Por ampla maioria de 436 votos a 2, a Câmara dos Deputados aprovou, na noite desta terça-feira (9), o projeto de lei complementar que cria novas regras para combater a sonegação fiscal e punir os chamados “devedores contumazes” — empresas que deixam de pagar tributos de forma intencional, reiterada e injustificada.
De autoria do presidente do Senado, Rodrigo Pacheco (PSD-MG), o Projeto de Lei Complementar (PLP) 125/2022 segue agora para sanção do presidente Lula, já que o texto aprovado pelos deputados é idêntico ao que foi validado por unanimidade no Senado, sob relatoria do senador Efraim Filho (União-PB).
A proposta visa desarticular estruturas que usam a inadimplência como estratégia de negócio e ganhou impulso após as revelações da Operação Carbono Oculto, que identificou atuação do crime organizado, como o PCC, no setor de combustíveis e lavagem de dinheiro via fundos de investimento.
Segundo o texto, será classificado como devedor contumaz o contribuinte com dívida tributária injustificada igual ou superior a R$ 15 milhões e que ultrapasse 100% do seu patrimônio conhecido. O critério também exige reincidência: inadimplência por quatro períodos seguidos ou seis alternados em um ano.
Nos âmbitos estadual e municipal, os valores mínimos e critérios poderão ser definidos pelos próprios entes federados. Caso não o façam, valerão as regras federais. Situações excepcionais, como calamidades públicas, impedem a aplicação dessa classificação.
As empresas consideradas devedoras contumazes podem sofrer penalidades severas:
- Baixa do CNPJ, se comprovado conluio ou fraude;
- Proibição de usar benefícios fiscais;
- Proibição de participar de licitações ou manter contratos com o poder público;
- Impedimento de entrar com pedido de recuperação judicial;
- Classificação como inaptas no cadastro fiscal.
Um dos pontos centrais do projeto é impedir a extinção da responsabilidade penal com o simples pagamento da dívida. Ou seja, devedores contumazes não poderão evitar punição criminal apenas quitando os débitos após serem autuados.
A Receita Federal ficará responsável por listar os devedores contumazes em seu site. As administrações estaduais e municipais também deverão divulgar essas informações e notificar o Ministério da Fazenda sobre inclusões e exclusões desses contribuintes.
Aprovado em meio às descobertas da Carbono Oculto, o texto obriga a Agência Nacional do Petróleo (ANP) a adotar critérios mais rígidos no setor de combustíveis. Entre eles:
- Exigência de comprovação de origem lícita dos recursos;
- Identificação dos sócios reais das empresas;
- Capital social mínimo de R$ 1 milhão para revendedores, R$ 10 milhões para distribuidoras e R$ 200 milhões para produtoras.
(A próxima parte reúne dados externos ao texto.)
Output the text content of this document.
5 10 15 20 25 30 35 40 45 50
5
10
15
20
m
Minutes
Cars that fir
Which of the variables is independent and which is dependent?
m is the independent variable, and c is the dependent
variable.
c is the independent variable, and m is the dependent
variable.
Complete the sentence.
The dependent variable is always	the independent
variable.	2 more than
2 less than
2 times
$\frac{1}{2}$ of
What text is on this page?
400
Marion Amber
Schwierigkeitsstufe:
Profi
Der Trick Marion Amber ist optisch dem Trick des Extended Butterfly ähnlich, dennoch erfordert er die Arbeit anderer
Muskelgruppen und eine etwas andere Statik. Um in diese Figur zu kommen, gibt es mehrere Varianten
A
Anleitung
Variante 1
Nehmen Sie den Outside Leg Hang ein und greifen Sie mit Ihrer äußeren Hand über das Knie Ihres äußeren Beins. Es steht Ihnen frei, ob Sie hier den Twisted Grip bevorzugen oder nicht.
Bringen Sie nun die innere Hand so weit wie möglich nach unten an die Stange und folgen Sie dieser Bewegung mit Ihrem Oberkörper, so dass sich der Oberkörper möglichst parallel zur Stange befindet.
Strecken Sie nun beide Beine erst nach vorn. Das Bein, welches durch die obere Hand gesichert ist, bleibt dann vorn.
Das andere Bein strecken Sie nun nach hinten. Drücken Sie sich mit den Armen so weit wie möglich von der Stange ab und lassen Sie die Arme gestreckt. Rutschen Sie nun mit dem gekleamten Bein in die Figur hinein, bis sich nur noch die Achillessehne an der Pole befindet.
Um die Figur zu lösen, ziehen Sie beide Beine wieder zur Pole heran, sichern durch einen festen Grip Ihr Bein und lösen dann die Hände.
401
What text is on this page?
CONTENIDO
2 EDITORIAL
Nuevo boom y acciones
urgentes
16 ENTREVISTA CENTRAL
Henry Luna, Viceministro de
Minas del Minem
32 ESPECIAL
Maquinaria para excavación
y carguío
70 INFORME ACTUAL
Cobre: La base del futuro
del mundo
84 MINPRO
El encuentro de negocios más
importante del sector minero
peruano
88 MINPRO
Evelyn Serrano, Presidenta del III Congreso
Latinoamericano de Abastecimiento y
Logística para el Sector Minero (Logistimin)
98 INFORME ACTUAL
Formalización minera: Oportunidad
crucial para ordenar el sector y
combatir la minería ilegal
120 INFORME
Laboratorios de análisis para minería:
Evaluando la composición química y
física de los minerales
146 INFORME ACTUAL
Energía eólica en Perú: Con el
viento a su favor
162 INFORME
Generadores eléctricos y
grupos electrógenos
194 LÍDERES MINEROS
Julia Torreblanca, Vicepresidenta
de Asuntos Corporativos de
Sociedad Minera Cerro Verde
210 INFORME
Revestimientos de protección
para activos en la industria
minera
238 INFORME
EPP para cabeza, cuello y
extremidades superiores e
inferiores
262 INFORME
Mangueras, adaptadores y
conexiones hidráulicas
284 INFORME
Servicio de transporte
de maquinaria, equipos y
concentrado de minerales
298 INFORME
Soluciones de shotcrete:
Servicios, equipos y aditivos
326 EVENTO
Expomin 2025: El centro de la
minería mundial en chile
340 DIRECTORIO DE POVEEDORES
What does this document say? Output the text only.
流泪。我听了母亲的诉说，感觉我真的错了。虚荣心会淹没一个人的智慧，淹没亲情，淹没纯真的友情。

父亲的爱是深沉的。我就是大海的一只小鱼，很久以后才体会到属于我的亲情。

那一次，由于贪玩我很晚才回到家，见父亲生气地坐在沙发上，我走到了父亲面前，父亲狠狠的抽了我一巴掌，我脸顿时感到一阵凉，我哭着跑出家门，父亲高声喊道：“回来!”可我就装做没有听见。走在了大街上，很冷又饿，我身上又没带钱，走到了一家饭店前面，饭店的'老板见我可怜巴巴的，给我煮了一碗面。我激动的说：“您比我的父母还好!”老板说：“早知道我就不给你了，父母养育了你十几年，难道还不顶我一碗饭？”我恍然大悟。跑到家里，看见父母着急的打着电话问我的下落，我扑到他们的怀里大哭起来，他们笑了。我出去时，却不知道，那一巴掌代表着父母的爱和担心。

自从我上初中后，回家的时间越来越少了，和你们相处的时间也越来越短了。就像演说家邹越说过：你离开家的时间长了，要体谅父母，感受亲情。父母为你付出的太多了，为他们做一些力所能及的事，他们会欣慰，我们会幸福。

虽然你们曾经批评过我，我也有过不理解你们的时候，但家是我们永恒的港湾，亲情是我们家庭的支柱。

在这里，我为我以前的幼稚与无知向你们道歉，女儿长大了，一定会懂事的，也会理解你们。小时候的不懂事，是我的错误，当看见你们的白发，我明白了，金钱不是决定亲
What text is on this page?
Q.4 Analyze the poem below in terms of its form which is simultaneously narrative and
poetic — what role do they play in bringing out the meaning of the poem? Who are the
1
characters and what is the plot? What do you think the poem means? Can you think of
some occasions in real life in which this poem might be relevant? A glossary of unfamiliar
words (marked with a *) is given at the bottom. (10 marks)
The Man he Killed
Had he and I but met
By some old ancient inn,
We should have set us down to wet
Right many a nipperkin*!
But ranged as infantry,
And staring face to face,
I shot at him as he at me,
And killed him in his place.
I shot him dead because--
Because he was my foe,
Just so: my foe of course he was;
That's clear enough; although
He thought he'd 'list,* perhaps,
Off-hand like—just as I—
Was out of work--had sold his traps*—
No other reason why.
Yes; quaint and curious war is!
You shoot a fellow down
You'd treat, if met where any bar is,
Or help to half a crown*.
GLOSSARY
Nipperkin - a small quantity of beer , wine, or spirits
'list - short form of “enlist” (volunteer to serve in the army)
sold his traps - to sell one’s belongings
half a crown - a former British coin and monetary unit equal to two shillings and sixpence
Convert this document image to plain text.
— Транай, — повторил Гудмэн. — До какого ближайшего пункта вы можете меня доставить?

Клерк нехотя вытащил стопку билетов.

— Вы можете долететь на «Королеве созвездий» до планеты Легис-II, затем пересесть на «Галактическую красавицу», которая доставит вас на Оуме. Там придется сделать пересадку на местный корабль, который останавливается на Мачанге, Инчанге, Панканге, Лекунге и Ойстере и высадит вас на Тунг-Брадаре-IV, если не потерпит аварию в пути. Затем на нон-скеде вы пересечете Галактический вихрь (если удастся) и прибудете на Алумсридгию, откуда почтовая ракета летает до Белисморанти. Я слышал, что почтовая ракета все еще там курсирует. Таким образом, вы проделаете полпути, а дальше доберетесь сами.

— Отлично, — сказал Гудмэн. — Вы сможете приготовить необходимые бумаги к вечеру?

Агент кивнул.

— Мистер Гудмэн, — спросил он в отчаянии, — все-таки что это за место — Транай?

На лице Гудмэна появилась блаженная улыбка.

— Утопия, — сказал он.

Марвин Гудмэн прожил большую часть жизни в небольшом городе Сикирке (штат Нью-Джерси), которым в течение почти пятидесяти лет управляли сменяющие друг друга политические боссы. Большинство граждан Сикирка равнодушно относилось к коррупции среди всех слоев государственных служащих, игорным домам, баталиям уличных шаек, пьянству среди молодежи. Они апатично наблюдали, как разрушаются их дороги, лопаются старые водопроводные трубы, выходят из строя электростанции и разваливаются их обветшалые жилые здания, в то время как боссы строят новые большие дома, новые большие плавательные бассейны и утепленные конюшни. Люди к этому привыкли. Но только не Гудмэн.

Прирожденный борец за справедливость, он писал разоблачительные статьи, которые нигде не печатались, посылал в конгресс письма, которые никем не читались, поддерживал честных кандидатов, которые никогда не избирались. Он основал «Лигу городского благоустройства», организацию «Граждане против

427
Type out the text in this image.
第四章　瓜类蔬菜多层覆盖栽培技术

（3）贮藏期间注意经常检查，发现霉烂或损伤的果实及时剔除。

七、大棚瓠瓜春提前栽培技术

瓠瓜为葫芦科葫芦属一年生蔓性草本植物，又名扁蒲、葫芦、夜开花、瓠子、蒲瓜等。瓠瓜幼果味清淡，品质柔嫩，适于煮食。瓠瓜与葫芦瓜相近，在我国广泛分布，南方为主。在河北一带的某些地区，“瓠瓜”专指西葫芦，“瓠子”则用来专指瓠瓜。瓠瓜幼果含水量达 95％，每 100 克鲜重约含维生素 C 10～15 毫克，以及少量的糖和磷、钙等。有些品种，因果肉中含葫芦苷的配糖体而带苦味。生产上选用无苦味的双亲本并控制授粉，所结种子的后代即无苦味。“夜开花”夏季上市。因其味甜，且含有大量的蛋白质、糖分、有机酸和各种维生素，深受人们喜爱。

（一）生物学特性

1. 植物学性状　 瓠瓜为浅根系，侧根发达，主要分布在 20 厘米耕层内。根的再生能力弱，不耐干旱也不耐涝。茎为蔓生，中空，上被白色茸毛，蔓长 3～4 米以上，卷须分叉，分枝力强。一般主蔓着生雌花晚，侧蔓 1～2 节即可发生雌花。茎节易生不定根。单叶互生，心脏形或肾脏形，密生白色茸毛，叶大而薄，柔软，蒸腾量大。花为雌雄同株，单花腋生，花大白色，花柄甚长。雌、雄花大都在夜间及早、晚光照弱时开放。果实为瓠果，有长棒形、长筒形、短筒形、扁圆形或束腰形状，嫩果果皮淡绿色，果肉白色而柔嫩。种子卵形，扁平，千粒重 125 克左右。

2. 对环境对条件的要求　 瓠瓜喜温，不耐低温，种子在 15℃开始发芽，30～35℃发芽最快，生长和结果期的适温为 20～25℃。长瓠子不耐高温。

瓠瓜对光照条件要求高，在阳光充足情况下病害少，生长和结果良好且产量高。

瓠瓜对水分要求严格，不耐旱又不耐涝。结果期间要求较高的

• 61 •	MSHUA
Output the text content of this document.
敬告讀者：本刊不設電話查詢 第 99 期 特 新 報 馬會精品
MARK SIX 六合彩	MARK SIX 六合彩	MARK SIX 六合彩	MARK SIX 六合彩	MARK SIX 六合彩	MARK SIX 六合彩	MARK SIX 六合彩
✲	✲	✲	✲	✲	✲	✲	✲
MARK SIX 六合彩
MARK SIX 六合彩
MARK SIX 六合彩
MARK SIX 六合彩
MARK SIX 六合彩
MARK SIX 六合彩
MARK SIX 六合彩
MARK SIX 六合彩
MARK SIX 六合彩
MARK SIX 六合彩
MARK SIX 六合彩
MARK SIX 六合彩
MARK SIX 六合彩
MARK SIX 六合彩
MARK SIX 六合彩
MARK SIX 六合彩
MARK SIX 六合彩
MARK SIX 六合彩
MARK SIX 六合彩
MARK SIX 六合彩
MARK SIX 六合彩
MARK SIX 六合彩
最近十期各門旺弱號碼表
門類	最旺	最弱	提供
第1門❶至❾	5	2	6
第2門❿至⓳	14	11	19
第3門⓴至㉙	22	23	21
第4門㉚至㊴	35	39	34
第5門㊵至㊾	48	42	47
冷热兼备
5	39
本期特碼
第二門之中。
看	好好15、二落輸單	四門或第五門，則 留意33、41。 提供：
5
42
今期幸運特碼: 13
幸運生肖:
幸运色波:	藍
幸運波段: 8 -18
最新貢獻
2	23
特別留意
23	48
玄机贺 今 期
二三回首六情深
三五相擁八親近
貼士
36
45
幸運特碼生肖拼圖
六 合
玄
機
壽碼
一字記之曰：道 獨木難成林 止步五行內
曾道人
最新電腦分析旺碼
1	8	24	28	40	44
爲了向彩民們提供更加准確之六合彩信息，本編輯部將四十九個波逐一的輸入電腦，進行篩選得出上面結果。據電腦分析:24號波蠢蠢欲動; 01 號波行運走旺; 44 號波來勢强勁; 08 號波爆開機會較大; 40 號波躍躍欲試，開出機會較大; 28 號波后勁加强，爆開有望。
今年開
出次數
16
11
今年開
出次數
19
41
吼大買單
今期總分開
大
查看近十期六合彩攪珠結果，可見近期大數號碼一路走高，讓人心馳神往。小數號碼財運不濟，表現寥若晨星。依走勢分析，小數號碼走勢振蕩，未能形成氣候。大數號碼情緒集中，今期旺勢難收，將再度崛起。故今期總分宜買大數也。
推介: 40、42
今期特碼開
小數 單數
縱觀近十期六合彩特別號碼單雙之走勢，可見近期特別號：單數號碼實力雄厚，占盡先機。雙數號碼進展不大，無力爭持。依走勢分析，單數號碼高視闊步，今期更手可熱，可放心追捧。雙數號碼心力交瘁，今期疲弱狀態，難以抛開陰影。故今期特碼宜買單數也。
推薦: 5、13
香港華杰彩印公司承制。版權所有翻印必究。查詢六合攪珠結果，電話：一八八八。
A medida busca evitar o uso de “laranjas” e dificultar a entrada de organizações criminosas no setor.
O texto também obriga instituições de pagamento, como fintechs, a seguir regras do Poder Executivo para ampliar o controle sobre transações financeiras e prevenir lavagem de dinheiro.
O projeto cria três programas de conformidade fiscal:
- Confia – Conformidade Cooperativa Fiscal;
- Sintonia – Estímulo à Conformidade Tributária;
- OEA – Operador Econômico Autorizado.
Empresas que aderirem terão benefícios como tratamento diferenciado, facilidades para regularização e redução de juros, além de autorregularização facilitada em caso de crise financeira.
Outra inovação do projeto é a criação de um conjunto de normas para equilibrar os direitos e deveres dos contribuintes, com foco em reduzir disputas judiciais e facilitar o cumprimento das obrigações fiscais.
Entre os deveres dos órgãos tributários estão: reduzir processos administrativos, eliminar taxas indevidas e priorizar a resolução cooperativa dos conflitos fiscais.
Apesar do consenso entre os partidos — todos orientaram favoravelmente — a votação ocorreu em clima tenso, após protesto e expulsão do deputado Glauber Braga (PSOL-RJ) do plenário, que ocupa a cadeira da presidência da Casa em protesto contra um processo no Conselho de Ética.
Mesmo assim, a proposta foi aprovada com apenas dois votos contrários, dos deputados Marx Beltrão (PP-AL) e Flávio Nogueira (PT-PI). O presidente da Câmara, por regra, não vota.